Current AI systems struggle with complex research tasks because they often get overwhelmed by too much information or get distracted by irrelevant details. They typically handle information in one big chunk, which makes it hard to stay focused and build a coherent understanding over time. Essentially, they can't effectively 'think' through a research problem step-by-step.
What's the solution?
WebResearcher tackles this by breaking down research into a series of steps, like a process of asking questions, finding answers, and then summarizing what's been learned. It uses a system called a 'Markov Decision Process' to guide the AI, allowing it to refine its search and focus on the most important information. It also creates its own practice research problems to get better at using tools and building knowledge. The system can even have multiple AI agents working on the same problem at the same time to get a more complete picture.
Why it matters?
This work is important because it represents a significant step towards AI systems that can truly understand and contribute to knowledge creation. It shows that AI can move beyond simply recalling facts to actively researching and synthesizing new information, potentially leading to breakthroughs in many fields and even surpassing the performance of existing, highly advanced AI research tools.
Abstract
Recent advances in deep-research systems have demonstrated the potential for AI agents to autonomously discover and synthesize knowledge from external sources. In this paper, we introduce WebResearcher, a novel framework for building such agents through two key components: (1) WebResearcher, an iterative deep-research paradigm that reformulates deep research as a Markov Decision Process, where agents periodically consolidate findings into evolving reports while maintaining focused workspaces, overcoming the context suffocation and noise contamination that plague existing mono-contextual approaches; and (2) WebFrontier, a scalable data synthesis engine that generates high-quality training data through tool-augmented complexity escalation, enabling systematic creation of research tasks that bridge the gap between passive knowledge recall and active knowledge construction.
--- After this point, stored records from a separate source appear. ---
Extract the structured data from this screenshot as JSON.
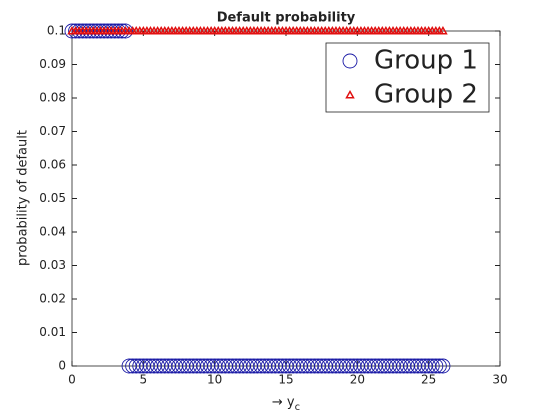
{
  "chart_data": {
    "type": "scatter",
    "title": "Default probability",
    "xlabel": "→ y",
    "xlabel_subscript": "c",
    "ylabel": "probability of default",
    "x": [
      0,
      0.25,
      0.5,
      0.75,
      1,
      1.25,
      1.5,
      1.75,
      2,
      2.25,
      2.5,
      2.75,
      3,
      3.25,
      3.5,
      3.75,
      4,
      4.25,
      4.5,
      4.75,
      5,
      5.25,
      5.5,
      5.75,
      6,
      6.25,
      6.5,
      6.75,
      7,
      7.25,
      7.5,
      7.75,
      8,
      8.25,
      8.5,
      8.75,
      9,
      9.25,
      9.5,
      9.75,
      10,
      10.25,
      10.5,
      10.75,
      11,
      11.25,
      11.5,
      11.75,
      12,
      12.25,
      12.5,
      12.75,
      13,
      13.25,
      13.5,
      13.75,
      14,
      14.25,
      14.5,
      14.75,
      15,
      15.25,
      15.5,
      15.75,
      16,
      16.25,
      16.5,
      16.75,
      17,
      17.25,
      17.5,
      17.75,
      18,
      18.25,
      18.5,
      18.75,
      19,
      19.25,
      19.5,
      19.75,
      20,
      20.25,
      20.5,
      20.75,
      21,
      21.25,
      21.5,
      21.75,
      22,
      22.25,
      22.5,
      22.75,
      23,
      23.25,
      23.5,
      23.75,
      24,
      24.25,
      24.5,
      24.75,
      25,
      25.25,
      25.5,
      25.75,
      26
    ],
    "series": [
      {
        "name": "Group 1",
        "color": "#1a1aa6",
        "marker": "circle",
        "values": [
          0.1,
          0.1,
          0.1,
          0.1,
          0.1,
          0.1,
          0.1,
          0.1,
          0.1,
          0.1,
          0.1,
          0.1,
          0.1,
          0.1,
          0.1,
          0.1,
          0,
          0,
          0,
          0,
          0,
          0,
          0,
          0,
          0,
          0,
          0,
          0,
          0,
          0,
          0,
          0,
          0,
          0,
          0,
          0,
          0,
          0,
          0,
          0,
          0,
          0,
          0,
          0,
          0,
          0,
          0,
          0,
          0,
          0,
          0,
          0,
          0,
          0,
          0,
          0,
          0,
          0,
          0,
          0,
          0,
          0,
          0,
          0,
          0,
          0,
          0,
          0,
          0,
          0,
          0,
          0,
          0,
          0,
          0,
          0,
          0,
          0,
          0,
          0,
          0,
          0,
          0,
          0,
          0,
          0,
          0,
          0,
          0,
          0,
          0,
          0,
          0,
          0,
          0,
          0,
          0,
          0,
          0,
          0,
          0,
          0,
          0,
          0,
          0
        ]
      },
      {
        "name": "Group 2",
        "color": "#e01010",
        "marker": "triangle",
        "values": [
          0.1,
          0.1,
          0.1,
          0.1,
          0.1,
          0.1,
          0.1,
          0.1,
          0.1,
          0.1,
          0.1,
          0.1,
          0.1,
          0.1,
          0.1,
          0.1,
          0.1,
          0.1,
          0.1,
          0.1,
          0.1,
          0.1,
          0.1,
          0.1,
          0.1,
          0.1,
          0.1,
          0.1,
          0.1,
          0.1,
          0.1,
          0.1,
          0.1,
          0.1,
          0.1,
          0.1,
          0.1,
          0.1,
          0.1,
          0.1,
          0.1,
          0.1,
          0.1,
          0.1,
          0.1,
          0.1,
          0.1,
          0.1,
          0.1,
          0.1,
          0.1,
          0.1,
          0.1,
          0.1,
          0.1,
          0.1,
          0.1,
          0.1,
          0.1,
          0.1,
          0.1,
          0.1,
          0.1,
          0.1,
          0.1,
          0.1,
          0.1,
          0.1,
          0.1,
          0.1,
          0.1,
          0.1,
          0.1,
          0.1,
          0.1,
          0.1,
          0.1,
          0.1,
          0.1,
          0.1,
          0.1,
          0.1,
          0.1,
          0.1,
          0.1,
          0.1,
          0.1,
          0.1,
          0.1,
          0.1,
          0.1,
          0.1,
          0.1,
          0.1,
          0.1,
          0.1,
          0.1,
          0.1,
          0.1,
          0.1,
          0.1,
          0.1,
          0.1,
          0.1,
          0.1
        ]
      }
    ],
    "xlim": [
      0,
      30
    ],
    "xticks": [
      0,
      5,
      10,
      15,
      20,
      25,
      30
    ],
    "ylim": [
      0,
      0.1
    ],
    "yticks": [
      0,
      0.01,
      0.02,
      0.03,
      0.04,
      0.05,
      0.06,
      0.07,
      0.08,
      0.09,
      0.1
    ],
    "grid": false,
    "legend": "northeast"
  }
}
Notably, we find that the training data from our paradigm significantly enhances tool-use capabilities even for traditional mono-contextual methods. Furthermore, our paradigm naturally scales through parallel thinking, enabling concurrent multi-agent exploration for more comprehensive conclusions. Extensive experiments across 6 challenging benchmarks demonstrate that WebResearcher achieves state-of-the-art performance, even surpassing frontier proprietary systems.